According to a Fairfax report, the Galaxy Research poll of 1,000 people found 48 per cent support the plebiscite.
However, this lowered to 35 per cent when respondents were informed that the result would not be binding, and support dropped further, to 25 per cent, when they were told of the cost involved.
The national spokesperson for Not for Profit group Parents and Friends of Lesbians and Gays, Shelley Argent, who commissioned the poll, told Pro Bono Australia News she was pleased with the results.
“I think it’s very encouraging, and I think… the Coalition [is] really doing the wrong thing by prolonging the decision to have a plebiscite and all they’re doing is drawing it out,” Argent said.
“Nobody wants a plebiscite anyway, they [the government] would be more forward thinking if they forgot the plebiscite, if they just had a free vote, because that’s what the vast majority of Australians want.
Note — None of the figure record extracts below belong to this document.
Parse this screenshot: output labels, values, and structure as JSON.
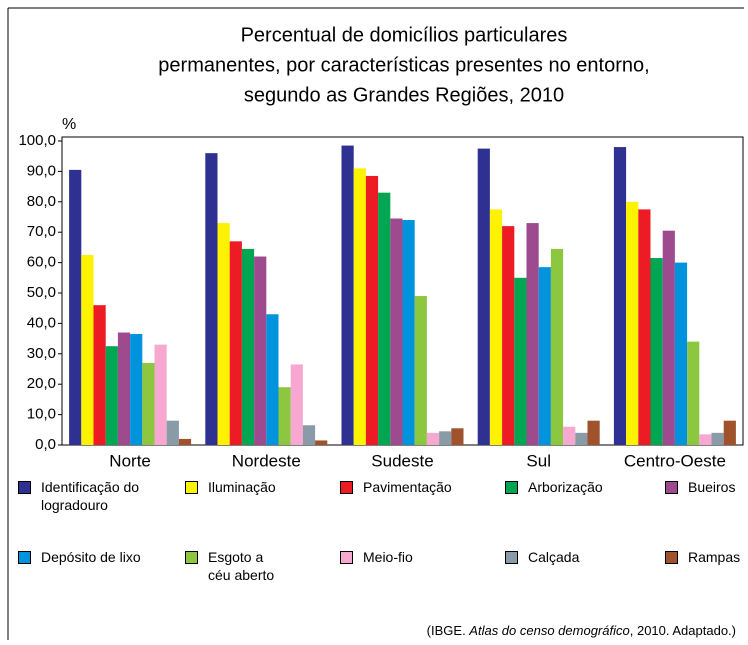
{
  "chart_data": {
    "type": "bar",
    "title": [
      "Percentual de domicílios particulares",
      "permanentes, por características presentes no entorno,",
      "segundo as Grandes Regiões, 2010"
    ],
    "y_label": "%",
    "categories": [
      "Norte",
      "Nordeste",
      "Sudeste",
      "Sul",
      "Centro-Oeste"
    ],
    "series": [
      {
        "name": "Identificação do logradouro",
        "color": "#2e3192",
        "values": [
          90.5,
          96,
          98.5,
          97.5,
          98
        ]
      },
      {
        "name": "Iluminação",
        "color": "#fff200",
        "values": [
          62.5,
          73,
          91,
          77.5,
          80
        ]
      },
      {
        "name": "Pavimentação",
        "color": "#ed1c24",
        "values": [
          46,
          67,
          88.5,
          72,
          77.5
        ]
      },
      {
        "name": "Arborização",
        "color": "#00a651",
        "values": [
          32.5,
          64.5,
          83,
          55,
          61.5
        ]
      },
      {
        "name": "Bueiros",
        "color": "#9e4a8e",
        "values": [
          37,
          62,
          74.5,
          73,
          70.5
        ]
      },
      {
        "name": "Depósito de lixo",
        "color": "#0093dd",
        "values": [
          36.5,
          43,
          74,
          58.5,
          60
        ]
      },
      {
        "name": "Esgoto a céu aberto",
        "color": "#8dc63f",
        "values": [
          27,
          19,
          49,
          64.5,
          34
        ]
      },
      {
        "name": "Meio-fio",
        "color": "#f7a8d0",
        "values": [
          33,
          26.5,
          4,
          6,
          3.5
        ]
      },
      {
        "name": "Calçada",
        "color": "#8a9ba8",
        "values": [
          8,
          6.5,
          4.5,
          4,
          4
        ]
      },
      {
        "name": "Rampas",
        "color": "#a0522d",
        "values": [
          2,
          1.5,
          5.5,
          8,
          8
        ]
      }
    ],
    "ylim": [
      0,
      100
    ],
    "yticks": [
      {
        "value": 0,
        "label": "0,0"
      },
      {
        "value": 10,
        "label": "10,0"
      },
      {
        "value": 20,
        "label": "20,0"
      },
      {
        "value": 30,
        "label": "30,0"
      },
      {
        "value": 40,
        "label": "40,0"
      },
      {
        "value": 50,
        "label": "50,0"
      },
      {
        "value": 60,
        "label": "60,0"
      },
      {
        "value": 70,
        "label": "70,0"
      },
      {
        "value": 80,
        "label": "80,0"
      },
      {
        "value": 90,
        "label": "90,0"
      },
      {
        "value": 100,
        "label": "100,0"
      }
    ],
    "grid": false,
    "source": [
      "(IBGE. ",
      "Atlas do censo demográfico",
      ", 2010. Adaptado.)"
    ]
  }
}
“And even if they’re not LGBT, they still just want it done… so that they can then move onto other important things, or more important things.”
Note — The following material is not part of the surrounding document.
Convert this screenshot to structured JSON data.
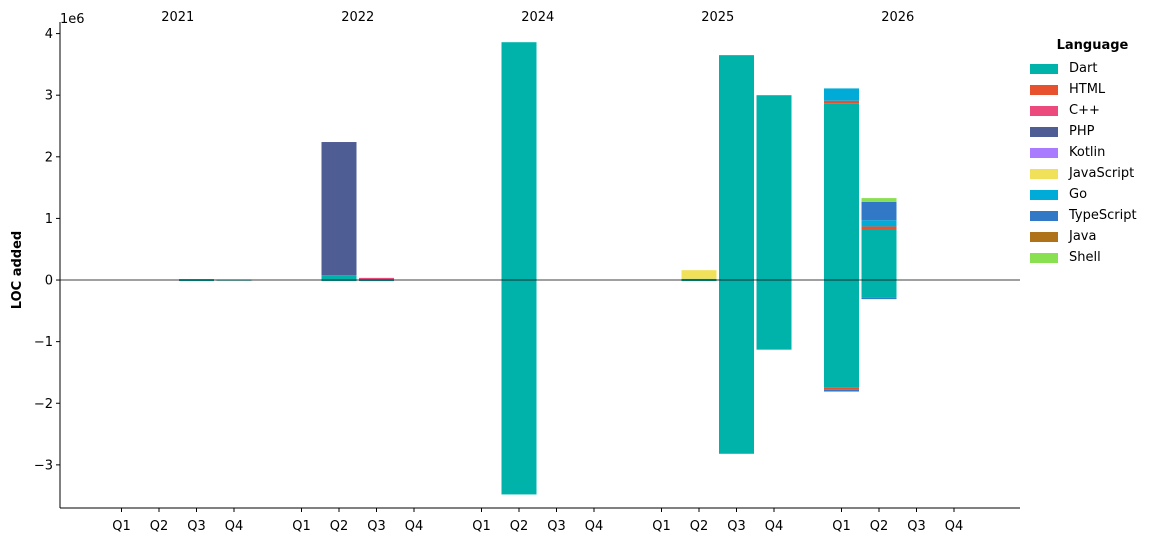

Argent said she commissioned the poll because she believed support for the plebiscite was overstated.
“It just didn’t seem to us that it was correct that everybody wanted a plebiscite, and people also didn’t understand what the plebiscite entailed,” she said.
“I mean it’s all very well to say, ‘I want to have a say’ or ‘yes the people should have a say’ but many didn’t understand the cost, they didn’t understand the impact, they didn’t understand that it was non-binding.
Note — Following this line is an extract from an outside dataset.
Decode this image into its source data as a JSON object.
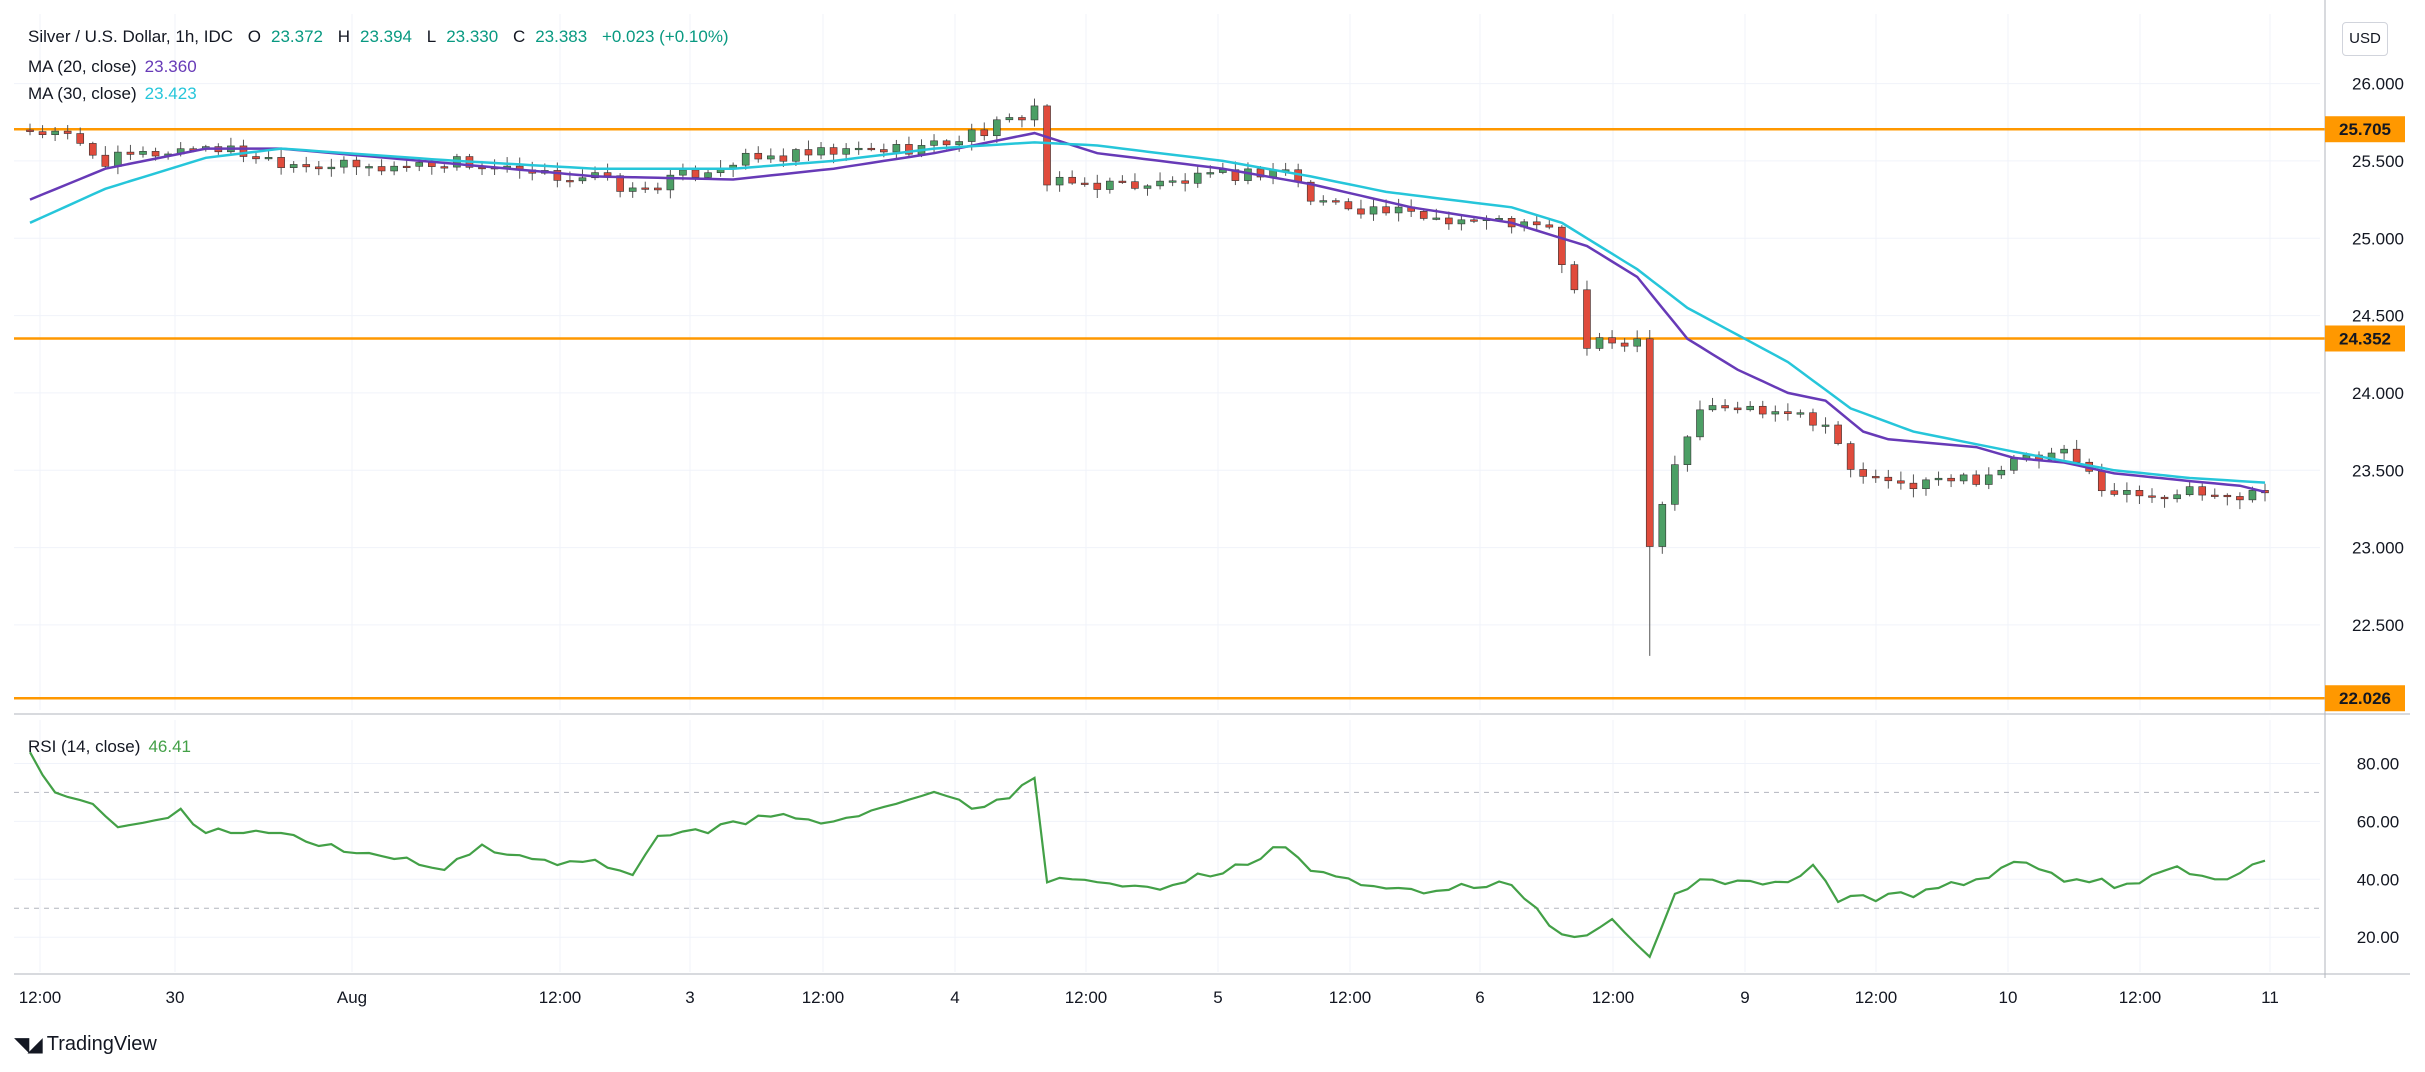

“What’s important is the more that people learn about this, and this is what our goal is, to educate the general public, the more they understand, the more they go, ‘we don’t need a plebiscite, just get on with it’, and when you think about what they could do with $160 million, what a waste.”
Argent said that the public and political discussion around marriage equality and LGBTQI rights was already taking its toll on the community.
She also said she was concerned it would worsen when the plebiscite is announced and anti-marriage-equality groups mobilise.
“It’s beginning to have a negative impact, and this is what’s so bad, the debate actually hasn’t even started, but people are fearful, they don’t know what’s going to happen. Of course many are expecting the worst,” she said.
“It’s a different issue but it’s the same impact – it’s like with the issue about Islam and such at the moment, the attacks are increasing, the abuse is increasing, and that’s what’s happening, it’s just the same as what’s happening with this issue of marriage equality.”
On Monday night Prime Minister Malcolm Turnbull said the plebiscite, which was due to be held this year, could be pushed back to early 2017.